20 Outubro 2025
O cessar-fogo vacila na fronteira com o Egito. Quarenta palestinos morrem. Smotrich e Ben Gvir: "Retomemos a guerra." As chancelarias estão em polvorosa.
A reportagem é de Gabriella Colarusso, publicada por La Repubblica, 20-10-2025.
A onda de choque que abalou a trégua em Gaza ocorreu às 10h, quando o exército israelense anunciou ter atingido vários alvos no sul, em Rafah, em resposta ao que descreveu como um ataque do Hamas: "terroristas" emergindo de um túnel "lançaram um míssil antitanque e dispararam contra as tropas". Dois soldados da Brigada Nahal foram mortos: Yaniv Kula, de 26 anos, e Itay Yavetz, de 21. O Hamas nega qualquer envolvimento: "Não temos informações sobre incidentes ou confrontos ocorridos na área de Rafah, que está sob controle da ocupação", escreveram os militantes em seu canal no Telegram.

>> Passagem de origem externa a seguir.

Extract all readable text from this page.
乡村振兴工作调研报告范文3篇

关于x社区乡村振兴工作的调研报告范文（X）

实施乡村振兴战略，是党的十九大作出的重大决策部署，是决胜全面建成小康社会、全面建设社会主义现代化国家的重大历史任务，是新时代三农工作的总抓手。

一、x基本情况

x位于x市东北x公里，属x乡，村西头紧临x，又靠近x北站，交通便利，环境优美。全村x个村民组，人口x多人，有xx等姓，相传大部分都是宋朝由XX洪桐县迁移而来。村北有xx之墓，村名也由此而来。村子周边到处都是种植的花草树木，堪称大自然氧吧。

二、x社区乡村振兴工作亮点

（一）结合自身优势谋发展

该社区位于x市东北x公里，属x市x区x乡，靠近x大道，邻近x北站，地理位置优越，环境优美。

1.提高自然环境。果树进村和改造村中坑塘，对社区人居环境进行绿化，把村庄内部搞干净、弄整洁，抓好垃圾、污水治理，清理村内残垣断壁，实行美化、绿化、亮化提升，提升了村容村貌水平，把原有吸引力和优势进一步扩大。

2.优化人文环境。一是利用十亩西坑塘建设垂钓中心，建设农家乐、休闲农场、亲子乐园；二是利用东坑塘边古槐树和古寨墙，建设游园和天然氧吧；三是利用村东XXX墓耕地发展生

"Nosso contato com os grupos presentes foi cortado desde março passado. Não temos nenhuma conexão com qualquer evento ocorrido naquela área e não temos como nos comunicar com nossos combatentes presentes lá, presumindo que algum deles ainda esteja vivo". Parece ser um distanciamento de uma "célula" enlouquecida, com alguns agentes contestando os acordos. Há também rumores de que o ataque foi contra o clã Shabab e não contra israelenses, mas não há evidências que confirmem isso. O Shabab, armado por Israel, controla uma área de Rafah e, durante a guerra, chegou a distribuir ajuda a parte da população para obter seu apoio. Não é o único grupo armado na Faixa de Gaza, mas o Hamas é de longe a organização mais poderosa e bem treinada e, desde o cessar-fogo, lançou um expurgo violento contra todos os oponentes.
A reação de Israel foi imediata. Netanyahu convocou as forças de segurança e ordenou ao exército que "agisse com força total". O grupo de extrema direita liderado por Ben Gvir e Smotrich pediu a "retomada da guerra". O exército bombardeou dezenas de alvos em toda a Faixa de Gaza com "mais de 120 bombas". Até mesmo os túneis onde os reféns, que até então haviam sido poupados, foram alvos. Um ataque destruiu um café na cidade de Deir Al-Balah, no centro de Gaza, matando pelo menos cinco pessoas. O alvo era Yahya al-Mabhouh, comandante das forças Nukhba, a unidade de elite do braço militar do Hamas responsável pelo ataque de 7 de outubro. A força aérea também atingiu Beit Lahia, no norte, que antes era uma cidade e agora é um campo empoeirado de escombros. Ao pôr do sol, a Defesa Civil Palestina contabilizou mais de 40 mortos.
Os ministérios das Relações Exteriores no Cairo, Doha e Washington estão em estado de agitação. Os americanos tentam apagar o fogo. O enviado americano Witkoff e Kushner conversam com o ex-ministro israelense Dermer. O pedido da Casa Branca é claro: Israel deve responder, mas sem interromper o cessar-fogo. Os israelenses anunciam o fechamento das passagens de fronteira e a suspensão da ajuda, mas foram forçados a recuar.
Witkoff e Kushner são esperados em Israel hoje, enquanto o vice-presidente americano J.D. Vance deve chegar na terça-feira, enquanto uma delegação do Hamas liderada por Khalil al-Hayya desembarcou no Cairo. Muitos problemas estão dificultando o início da chamada fase dois, começando com a abertura da passagem de Rafah, na fronteira com o Egito, que Israel manterá fechada até que o Hamas devolva os corpos dos reféns mortos, deixando assim os palestinos feridos e doentes presos aguardando a evacuação.
Por trás do impasse estão outras dificuldades, sendo a principal delas o desarmamento do Hamas. "Se eles não fizerem o que têm que fazer, faremos por eles", reiterou Trump ontem, mas os mediadores sabem que isso levará tempo. O grupo alerta que só entregará suas armas a uma entidade árabe e quando houver perspectivas de um Estado palestino.
A composição e o mandato da força de estabilização também são incertos: o Egito poderia liderá-la, mas os EUA querem que ela tenha um mandato da ONU. O silêncio dos sauditas pesa sobre tudo, pois desconfiam do protagonismo catariano e turco. Bin Salman voará para a Casa Branca em novembro. As condições para retomar as negociações de normalização com Israel são duas: um Estado palestino e um pacto de defesa mútua com os EUA, como o que Trump concedeu a Al Thani, o emir do Catar.